J’AI DÉJA TOUT ESSAYÉ POUR ME SORTIR DE L'ANGOISSE

Regardez cette vidéo pour comprendre ce qui bloque

« J’ai déjà tout essayé pour sortir de l’angoisse. »

C’est une phrase que j’entends régulièrement. La plupart de mes patients ont déjà testé la relaxation, la méditation, la sophrologie, l’hypnose, l’EMDR, la psychanalyse ou la thérapie par la parole.

Toutes ces approches peuvent être différentes. Pourtant, elles sont souvent utilisées avec le même état d’esprit : faire disparaître l’angoisse de sa vie.

Et c’est précisément là que le problème commence.

Pourquoi vouloir calmer l’angoisse peut la renforcer

On se relaxe pour que l’angoisse parte. On médite pour arrêter d’y penser. On respire calmement pour faire redescendre les sensations. On se tourne vers l’hypnose ou l’EMDR avec l’espoir qu’elle disparaisse définitivement.

Autrement dit, on applique chaque stratégie en disant intérieurement à l’angoisse :

« Dégage de ma vie. »

Nous entrons alors dans un rapport de force avec notre propre cerveau.
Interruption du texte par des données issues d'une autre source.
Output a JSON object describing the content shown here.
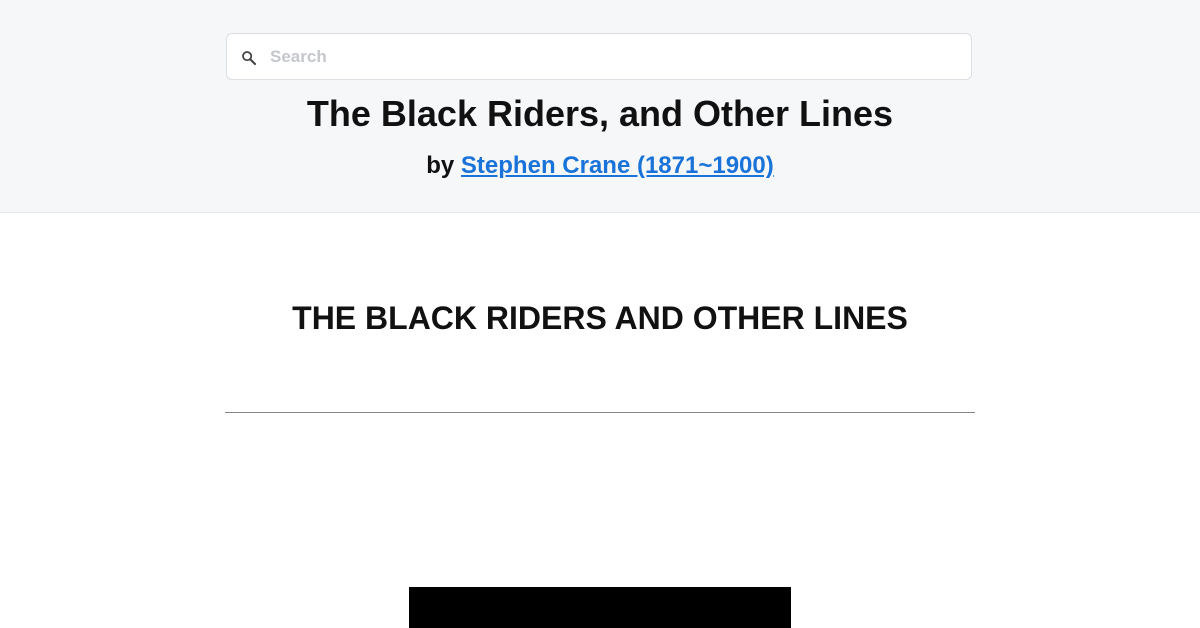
{
  "search": {
    "placeholder": "Search",
    "value": "",
    "icon": "search-icon"
  },
  "book": {
    "title": "The Black Riders, and Other Lines",
    "by_prefix": "by",
    "author_link": "Stephen Crane (1871~1900)"
  },
  "content": {
    "heading": "THE BLACK RIDERS AND OTHER LINES"
  },
  "colors": {
    "header_background": "#f6f7f9",
    "link": "#1a73d9",
    "text": "#111111"
  }
}
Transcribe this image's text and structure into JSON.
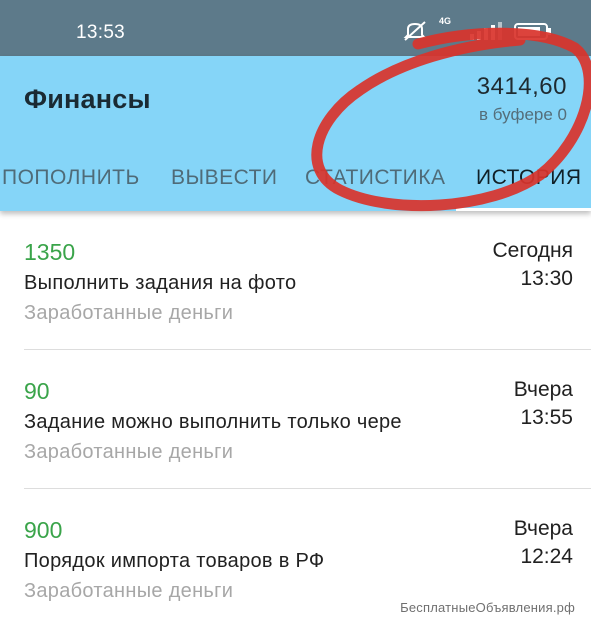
{
  "status_bar": {
    "time": "13:53",
    "network": "4G",
    "icons": [
      "mute-icon",
      "signal-icon",
      "battery-icon"
    ]
  },
  "app_bar": {
    "title": "Финансы",
    "balance": "3414,60",
    "buffer": "в буфере 0",
    "tabs": [
      {
        "label": "ПОПОЛНИТЬ",
        "active": false
      },
      {
        "label": "ВЫВЕСТИ",
        "active": false
      },
      {
        "label": "СТАТИСТИКА",
        "active": false
      },
      {
        "label": "ИСТОРИЯ",
        "active": true
      }
    ]
  },
  "history": [
    {
      "amount": "1350",
      "title": "Выполнить задания на фото",
      "subtitle": "Заработанные деньги",
      "day": "Сегодня",
      "time": "13:30"
    },
    {
      "amount": "90",
      "title": "Задание можно выполнить только чере",
      "subtitle": "Заработанные деньги",
      "day": "Вчера",
      "time": "13:55"
    },
    {
      "amount": "900",
      "title": "Порядок импорта товаров в РФ",
      "subtitle": "Заработанные деньги",
      "day": "Вчера",
      "time": "12:24"
    }
  ],
  "watermark": "БесплатныеОбъявления.рф",
  "colors": {
    "status_bar": "#5d7a8a",
    "app_bar": "#85d5f8",
    "amount": "#3aa44a",
    "annotation": "#d9332b"
  }
}
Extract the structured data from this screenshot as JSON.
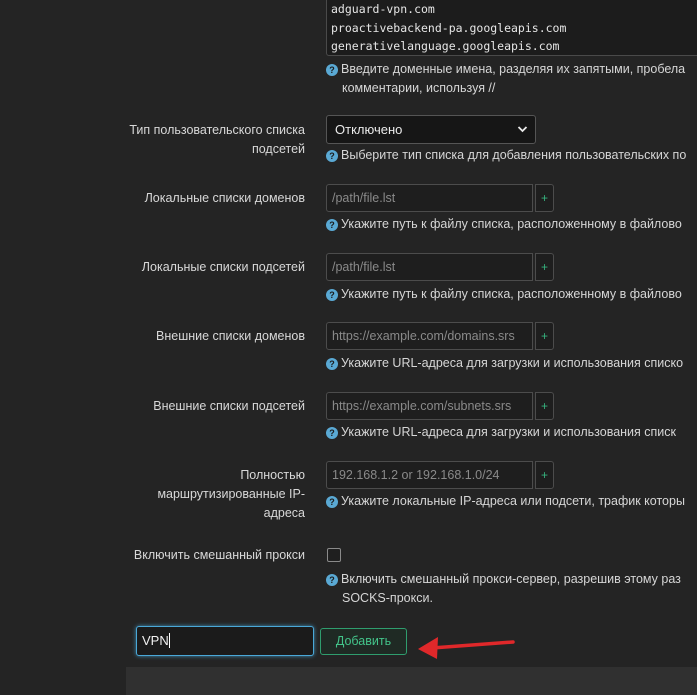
{
  "domains": {
    "lines": [
      "adguard-vpn.com",
      "proactivebackend-pa.googleapis.com",
      "generativelanguage.googleapis.com"
    ],
    "help_line1": "Введите доменные имена, разделяя их запятыми, пробела",
    "help_line2": "комментарии, используя //"
  },
  "subnet_list_type": {
    "label": "Тип пользовательского списка подсетей",
    "value": "Отключено",
    "help": "Выберите тип списка для добавления пользовательских по"
  },
  "local_domain_lists": {
    "label": "Локальные списки доменов",
    "placeholder": "/path/file.lst",
    "help": "Укажите путь к файлу списка, расположенному в файлово"
  },
  "local_subnet_lists": {
    "label": "Локальные списки подсетей",
    "placeholder": "/path/file.lst",
    "help": "Укажите путь к файлу списка, расположенному в файлово"
  },
  "external_domain_lists": {
    "label": "Внешние списки доменов",
    "placeholder": "https://example.com/domains.srs",
    "help": "Укажите URL-адреса для загрузки и использования списко"
  },
  "external_subnet_lists": {
    "label": "Внешние списки подсетей",
    "placeholder": "https://example.com/subnets.srs",
    "help": "Укажите URL-адреса для загрузки и использования списк"
  },
  "fully_routed_ips": {
    "label": "Полностью маршрутизированные IP-адреса",
    "placeholder": "192.168.1.2 or 192.168.1.0/24",
    "help": "Укажите локальные IP-адреса или подсети, трафик которы"
  },
  "mixed_proxy": {
    "label": "Включить смешанный прокси",
    "checked": false,
    "help_line1": "Включить смешанный прокси-сервер, разрешив этому раз",
    "help_line2": "SOCKS-прокси."
  },
  "new_section": {
    "input_value": "VPN",
    "add_label": "Добавить"
  },
  "plus_symbol": "+",
  "help_symbol": "?",
  "colors": {
    "accent": "#36b37e",
    "focus": "#4aa8d8",
    "arrow": "#e0282a"
  }
}
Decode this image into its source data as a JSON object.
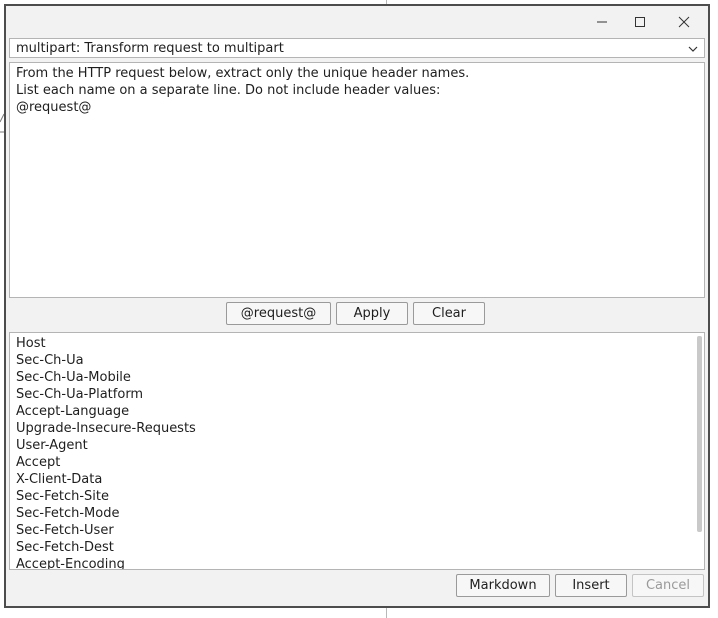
{
  "window": {
    "controls": {
      "minimize_icon": "minimize-icon",
      "maximize_icon": "maximize-icon",
      "close_icon": "close-icon"
    }
  },
  "preset_selector": {
    "selected": "multipart: Transform request to multipart",
    "icon": "chevron-down-icon"
  },
  "prompt": {
    "text": "From the HTTP request below, extract only the unique header names.\nList each name on a separate line. Do not include header values:\n@request@"
  },
  "toolbar": {
    "request_label": "@request@",
    "apply_label": "Apply",
    "clear_label": "Clear"
  },
  "result": {
    "lines": [
      "Host",
      "Sec-Ch-Ua",
      "Sec-Ch-Ua-Mobile",
      "Sec-Ch-Ua-Platform",
      "Accept-Language",
      "Upgrade-Insecure-Requests",
      "User-Agent",
      "Accept",
      "X-Client-Data",
      "Sec-Fetch-Site",
      "Sec-Fetch-Mode",
      "Sec-Fetch-User",
      "Sec-Fetch-Dest",
      "Accept-Encoding"
    ]
  },
  "footer": {
    "markdown_label": "Markdown",
    "insert_label": "Insert",
    "cancel_label": "Cancel"
  }
}
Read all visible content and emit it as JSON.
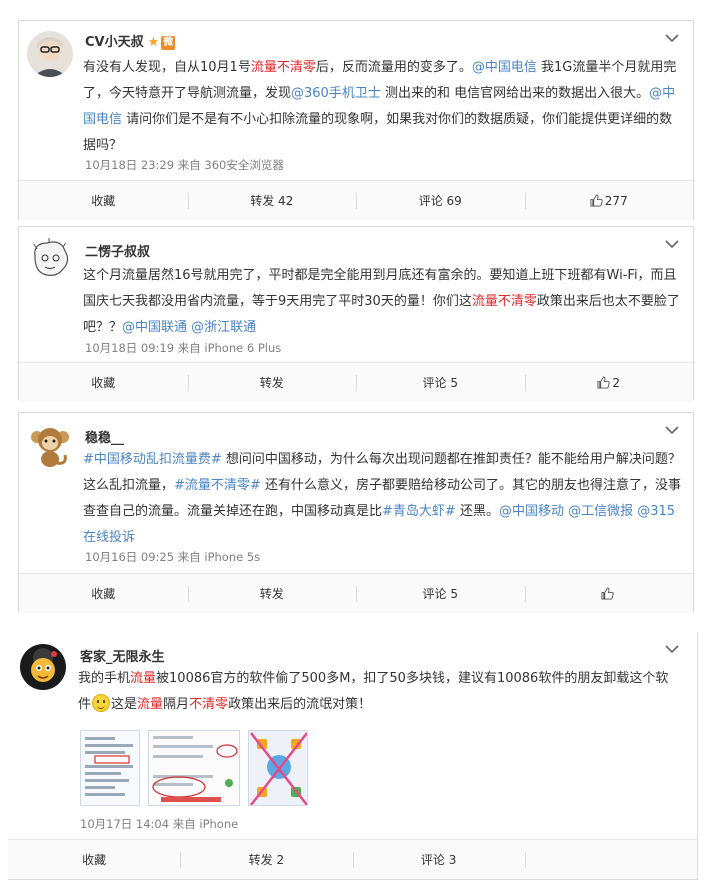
{
  "posts": [
    {
      "user": "CV小天叔",
      "badge_star": "★",
      "badge_vip": "微",
      "text_segments": [
        {
          "t": "有没有人发现，自从10月1号",
          "k": "n"
        },
        {
          "t": "流量不清零",
          "k": "h"
        },
        {
          "t": "后，反而流量用的变多了。",
          "k": "n"
        },
        {
          "t": "@中国电信",
          "k": "l"
        },
        {
          "t": " 我1G流量半个月就用完了，今天特意开了导航测流量，发现",
          "k": "n"
        },
        {
          "t": "@360手机卫士",
          "k": "l"
        },
        {
          "t": " 测出来的和 电信官网给出来的数据出入很大。",
          "k": "n"
        },
        {
          "t": "@中国电信",
          "k": "l"
        },
        {
          "t": " 请问你们是不是有不小心扣除流量的现象啊，如果我对你们的数据质疑，你们能提供更详细的数据吗？",
          "k": "n"
        }
      ],
      "meta": "10月18日 23:29 来自 360安全浏览器",
      "actions": {
        "collect": "收藏",
        "repost": "转发 42",
        "comment": "评论 69",
        "like": "277"
      }
    },
    {
      "user": "二愣子叔叔",
      "text_segments": [
        {
          "t": "这个月流量居然16号就用完了，平时都是完全能用到月底还有富余的。要知道上班下班都有Wi-Fi，而且国庆七天我都没用省内流量，等于9天用完了平时30天的量！你们这",
          "k": "n"
        },
        {
          "t": "流量不清零",
          "k": "h"
        },
        {
          "t": "政策出来后也太不要脸了吧？？",
          "k": "n"
        },
        {
          "t": "@中国联通",
          "k": "l"
        },
        {
          "t": " ",
          "k": "n"
        },
        {
          "t": "@浙江联通",
          "k": "l"
        }
      ],
      "meta": "10月18日 09:19 来自 iPhone 6 Plus",
      "actions": {
        "collect": "收藏",
        "repost": "转发",
        "comment": "评论 5",
        "like": "2"
      }
    },
    {
      "user": "稳稳__",
      "text_segments": [
        {
          "t": "#中国移动乱扣流量费#",
          "k": "l"
        },
        {
          "t": " 想问问中国移动，为什么每次出现问题都在推卸责任？能不能给用户解决问题？这么乱扣流量，",
          "k": "n"
        },
        {
          "t": "#流量不清零#",
          "k": "l"
        },
        {
          "t": " 还有什么意义，房子都要赔给移动公司了。其它的朋友也得注意了，没事查查自己的流量。流量关掉还在跑，中国移动真是比",
          "k": "n"
        },
        {
          "t": "#青岛大虾#",
          "k": "l"
        },
        {
          "t": " 还黑。",
          "k": "n"
        },
        {
          "t": "@中国移动",
          "k": "l"
        },
        {
          "t": " ",
          "k": "n"
        },
        {
          "t": "@工信微报",
          "k": "l"
        },
        {
          "t": " ",
          "k": "n"
        },
        {
          "t": "@315在线投诉",
          "k": "l"
        }
      ],
      "meta": "10月16日 09:25 来自 iPhone 5s",
      "actions": {
        "collect": "收藏",
        "repost": "转发",
        "comment": "评论 5",
        "like": ""
      }
    },
    {
      "user": "客家_无限永生",
      "text_segments": [
        {
          "t": "我的手机",
          "k": "n"
        },
        {
          "t": "流量",
          "k": "h"
        },
        {
          "t": "被10086官方的软件偷了500多M，扣了50多块钱，建议有10086软件的朋友卸载这个软件",
          "k": "n"
        },
        {
          "t": "[smile]",
          "k": "e"
        },
        {
          "t": "这是",
          "k": "n"
        },
        {
          "t": "流量",
          "k": "h"
        },
        {
          "t": "隔月",
          "k": "n"
        },
        {
          "t": "不清零",
          "k": "h"
        },
        {
          "t": "政策出来后的流氓对策！",
          "k": "n"
        }
      ],
      "meta": "10月17日 14:04 来自 iPhone",
      "actions": {
        "collect": "收藏",
        "repost": "转发 2",
        "comment": "评论 3",
        "like": ""
      }
    }
  ],
  "colors": {
    "highlight": "#e02828",
    "link": "#4a84c4",
    "meta": "#808080"
  }
}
Plus nous utilisons une méthode avec l’objectif de chasser l’angoisse, plus nous lui confirmons qu’elle est dangereuse et qu’elle doit absolument disparaître. Elle finit donc par prendre encore plus de place.

Vous en avez probablement déjà fait l’expérience : vous déployez toute votre énergie pour vous calmer, mais la peur de la prochaine montée reste présente.

L’angoisse n’est pas un corps étranger

Lorsqu’on attrape une grippe, une gastro ou un virus, il est logique de vouloir s’en débarrasser. La maladie est un élément étranger qui perturbe notre organisme.

L’angoisse fonctionne différemment. C’est une émotion qui fait partie de nous.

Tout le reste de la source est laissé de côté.